Xavier Alencar, Runcie Daniel, Habier David
Corteva Agrisciences, Seed Product Development, 8305 NW 62nd Ave, Johnston, IA 50131, USA.
Purdue University, Department of Agronomy, 915 Mitch Daniels Blvd, West Lafayette, IN 47907, USA.
Genetics. 2025 Apr 17;229(4). doi: 10.1093/genetics/iyae179.
Genomic prediction models that capture genotype-by-environment (GxE) interaction are useful for predicting site-specific performance by leveraging information among related individuals and correlated environments, but implementing such models is computationally challenging. This study describes the algorithm of these scalable approaches, including 2 models with latent representations of GxE interactions, namely MegaLMM and MegaSEM, and an efficient multivariate mixed-model solver, namely Pseudo-expectation Gauss-Seidel (PEGS), fitting different covariance structures [unstructured, extended factor analytic (XFA), Heteroskedastic compound symmetry (HCS)]. Accuracy and runtime are benchmarked on simulated scenarios with varying numbers of genotypes and environments.
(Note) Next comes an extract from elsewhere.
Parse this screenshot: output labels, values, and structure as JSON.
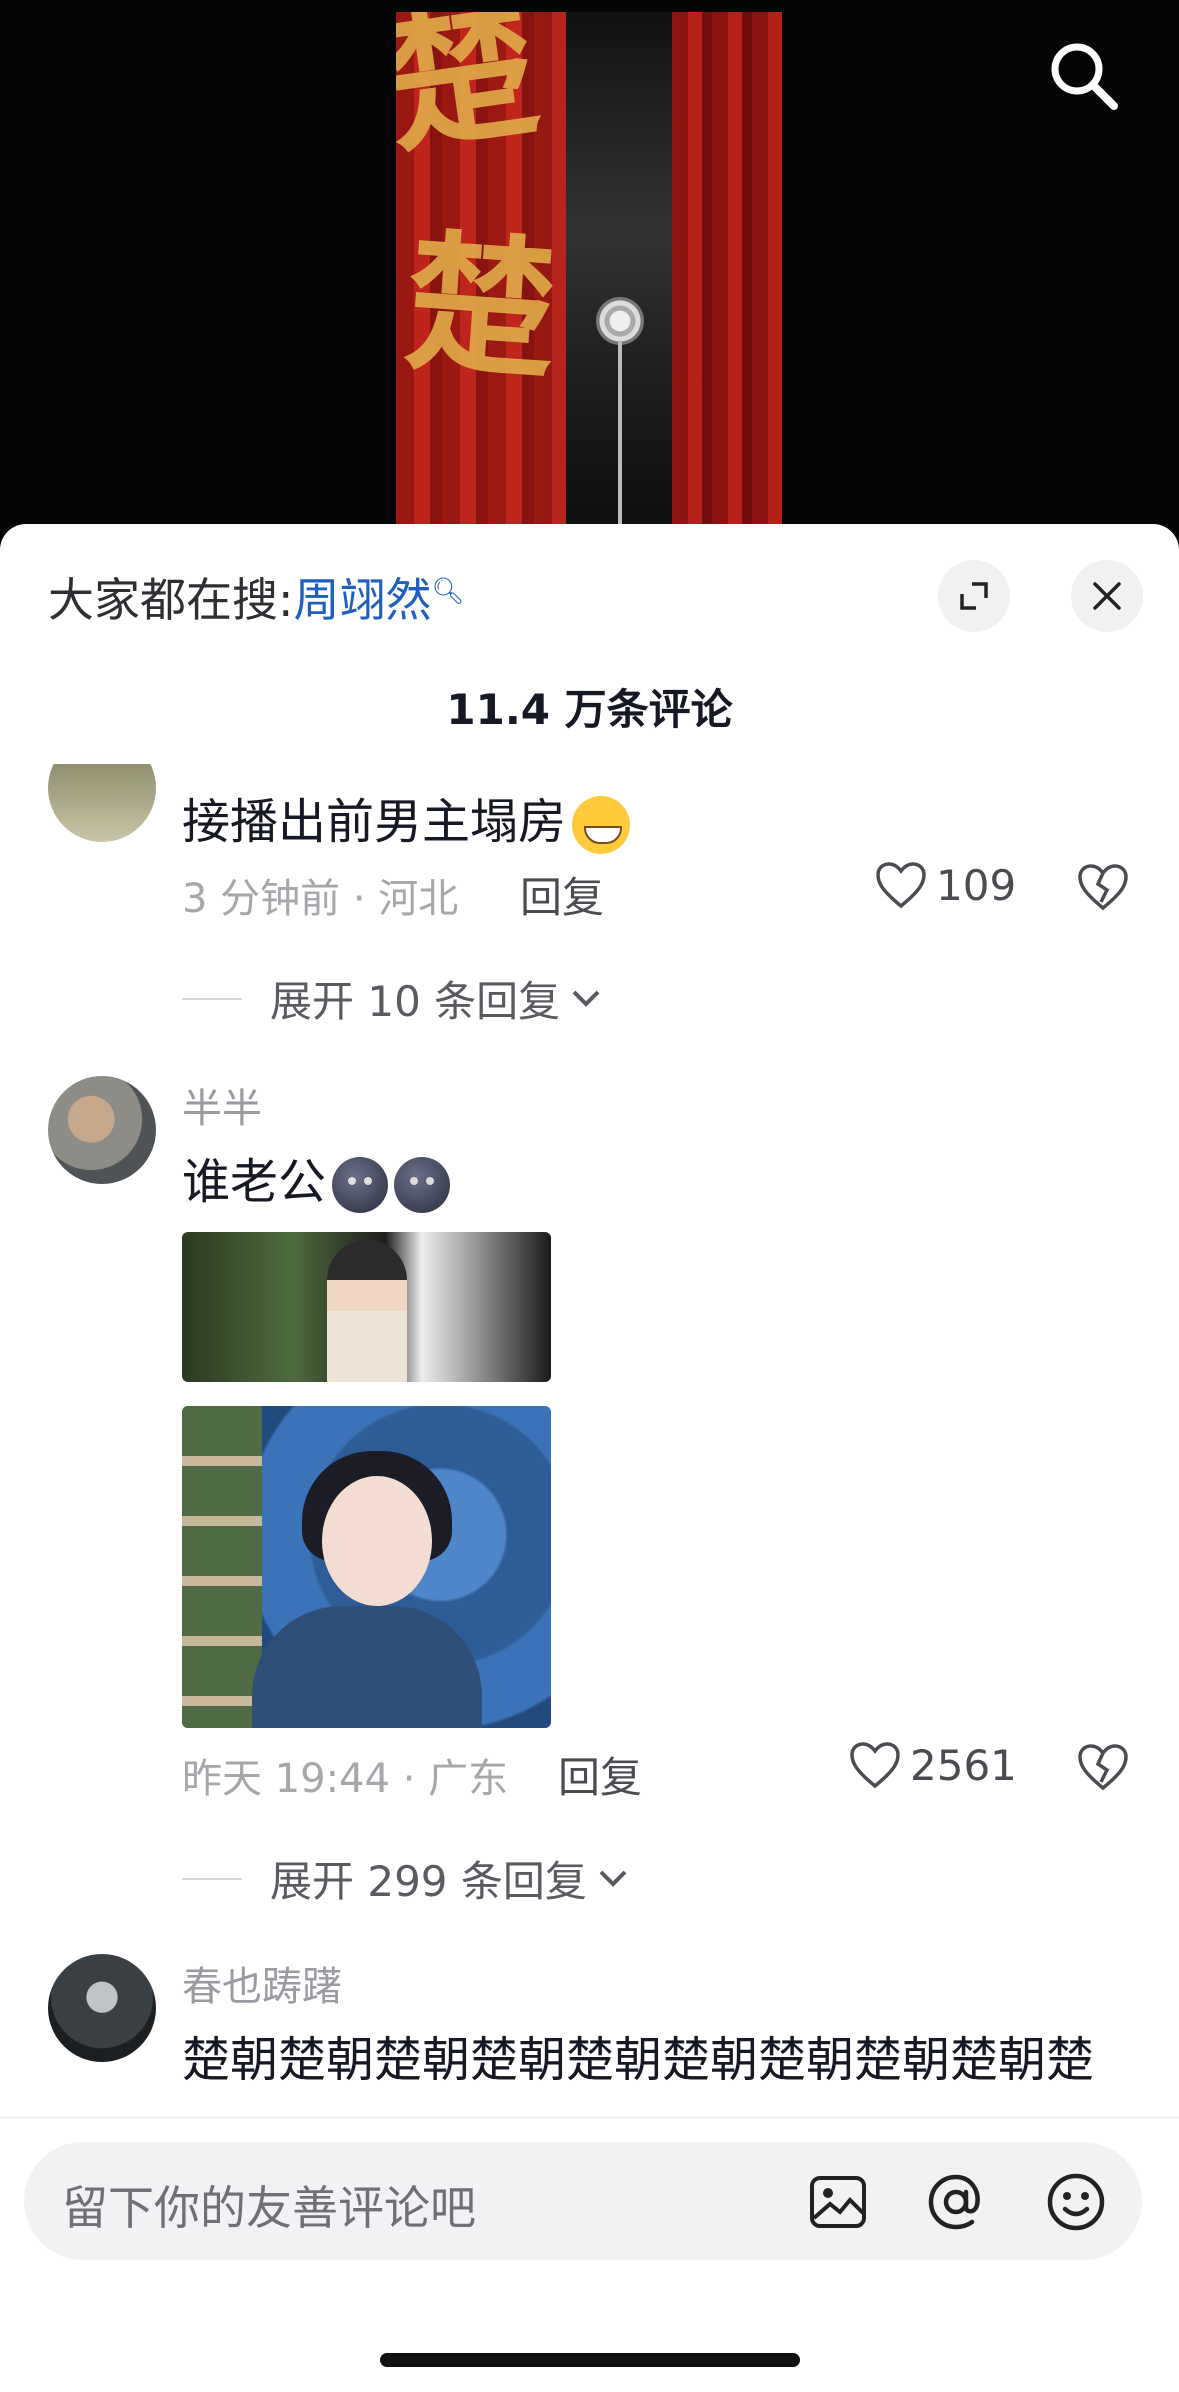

MegaLMM and PEGS-based XFA and HCS models provided the highest accuracy under sparse testing with 100 testing environments. PEGS-based unstructured model was orders of magnitude faster than restricted maximum likelihood (REML) based multivariate genomic best linear unbiased predictions (GBLUP) while providing the same accuracy. MegaSEM provided the lowest runtime, fitting a model with 200 traits and 20,000 individuals in ∼5 min, and a model with 2,000 traits and 2,000 individuals in less than 3 min. With the genomes-to-fields data, the most accurate predictions were attained with the univariate model fitted across environments and by averaging environment-level genomic estimated breeding values (GEBVs) from models with HCS and XFA covariance structures.
能够捕捉基因型与环境(GxE)相互作用的基因组预测模型,对于通过利用相关个体和相关环境之间的信息来预测特定地点的表现很有用,但实现此类模型在计算上具有挑战性。本研究描述了这些可扩展方法的算法,包括2个具有GxE相互作用潜在表示的模型,即MegaLMM和MegaSEM,以及一个高效的多变量混合模型求解器,即伪期望高斯-赛德尔(PEGS),用于拟合不同的协方差结构[无结构、扩展因子分析(XFA)、异方差复合对称(HCS)]。在具有不同基因型和环境数量的模拟场景中对准确性和运行时间进行了基准测试。基于MegaLMM和PEGS的XFA和HCS模型在100个测试环境的稀疏测试下提供了最高的准确性。基于PEGS的无结构模型比基于限制最大似然(REML)的多变量基因组最佳线性无偏预测(GBLUP)快几个数量级,同时提供相同的准确性。MegaSEM提供了最短的运行时间,在约5分钟内拟合了一个具有200个性状和20000个个体的模型,在不到3分钟内拟合了一个具有2000个性状和2000个个体的模型。对于基因组到田间数据,通过跨环境拟合单变量模型并对具有HCS和XFA协方差结构的模型的环境水平基因组估计育种值(GEBV)进行平均,获得了最准确的预测。